Published online by Cambridge University Press: 05 August 2012
This very short chapter sketches a theoretical scheme – the hydrodynamic scaling model – that is consistent with the results in the previous chapter, and that predicts aspects of the observed behavior of polymers in nondilute solution. The model is incomplete; it does not predict everything. However, where it has been applied, its predictions agree with experiment. Here the model and its developments as of date of writing are described qualitatively, the reader being referred to the literature for extended calculations.
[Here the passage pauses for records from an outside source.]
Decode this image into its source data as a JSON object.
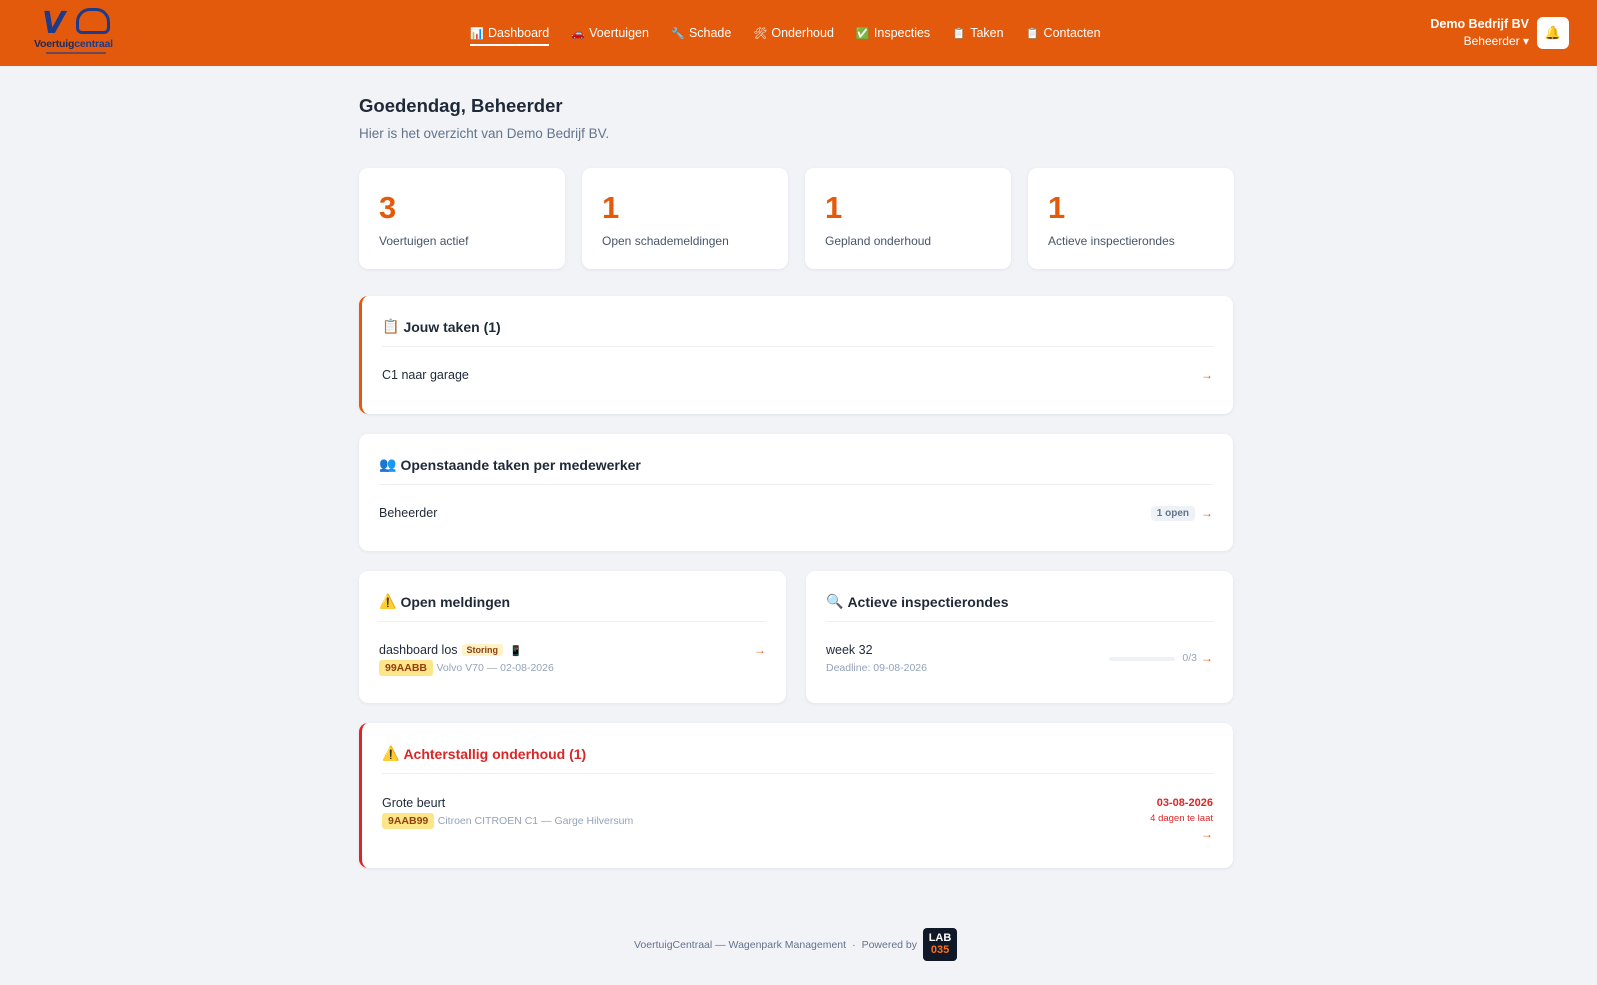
{
  "app": {
    "logo_name_a": "Voertuig",
    "logo_name_b": "centraal"
  },
  "nav": [
    {
      "icon": "📊",
      "icon_name": "chart-icon",
      "label": "Dashboard"
    },
    {
      "icon": "🚗",
      "icon_name": "car-icon",
      "label": "Voertuigen"
    },
    {
      "icon": "🔧",
      "icon_name": "wrench-icon",
      "label": "Schade"
    },
    {
      "icon": "🛠",
      "icon_name": "tools-icon",
      "label": "Onderhoud"
    },
    {
      "icon": "✅",
      "icon_name": "check-icon",
      "label": "Inspecties"
    },
    {
      "icon": "📋",
      "icon_name": "clipboard-icon",
      "label": "Taken"
    },
    {
      "icon": "📋",
      "icon_name": "clipboard-icon",
      "label": "Contacten"
    }
  ],
  "account": {
    "company": "Demo Bedrijf BV",
    "role": "Beheerder ▾"
  },
  "greeting": {
    "title": "Goedendag, Beheerder",
    "subtitle": "Hier is het overzicht van Demo Bedrijf BV."
  },
  "stats": [
    {
      "value": "3",
      "label": "Voertuigen actief"
    },
    {
      "value": "1",
      "label": "Open schademeldingen"
    },
    {
      "value": "1",
      "label": "Gepland onderhoud"
    },
    {
      "value": "1",
      "label": "Actieve inspectierondes"
    }
  ],
  "my_tasks": {
    "icon": "📋",
    "title": "Jouw taken (1)",
    "items": [
      {
        "title": "C1 naar garage"
      }
    ]
  },
  "employee_tasks": {
    "icon": "👥",
    "title": "Openstaande taken per medewerker",
    "items": [
      {
        "name": "Beheerder",
        "count": "1 open"
      }
    ]
  },
  "open_reports": {
    "icon": "⚠️",
    "title": "Open meldingen",
    "items": [
      {
        "title": "dashboard los",
        "tag": "Storing",
        "icon": "📱",
        "plate": "99AABB",
        "meta": "Volvo V70 — 02-08-2026"
      }
    ]
  },
  "active_rounds": {
    "icon": "🔍",
    "title": "Actieve inspectierondes",
    "items": [
      {
        "title": "week 32",
        "deadline": "Deadline: 09-08-2026",
        "progress": "0/3",
        "progress_fraction": 0
      }
    ]
  },
  "overdue": {
    "icon": "⚠️",
    "title": "Achterstallig onderhoud (1)",
    "items": [
      {
        "title": "Grote beurt",
        "plate": "9AAB99",
        "meta": "Citroen CITROEN C1 — Garge Hilversum",
        "date": "03-08-2026",
        "late": "4 dagen te laat"
      }
    ]
  },
  "arrow": "→",
  "bell": "🔔",
  "footer": {
    "text": "VoertuigCentraal — Wagenpark Management",
    "sep": "·",
    "powered": "Powered by",
    "lab_a": "LAB",
    "lab_b": "035"
  },
  "colors": {
    "brand": "#e35a0c",
    "danger": "#dc2626",
    "background": "#f1f3f7"
  }
}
The hydrodynamic scaling model is an extension of the Kirkwood-Riseman model for polymer dynamics(1). The original model considered a single polymer molecule. It effectively treats a polymer coil as a bag of beads. For their collective coordinates, the beads have three center-of-mass translations, three rotations around the center of mass, and unspecified other coordinates. The use of rotation coordinates causes the Kirkwood-Riseman model to differ from the Rouse and Zimm models(2, 3). The other collective coordinates of the Kirkwood–Riseman model are lumped as “internal coordinates” whose fluctuations are in first approximation ignored. The beads are linked end-to-end, the links serving to establish and maintain the coil's bead density and radius of gyration. However, the spring constant of the links only affects the time evolution of the internal coordinates; it has no effect on translation or rotation of the coil as a whole.
When a coil moves with respect to the solvent, each bead sets up a wake, a fluid flow described in first approximation by the Oseen tensor.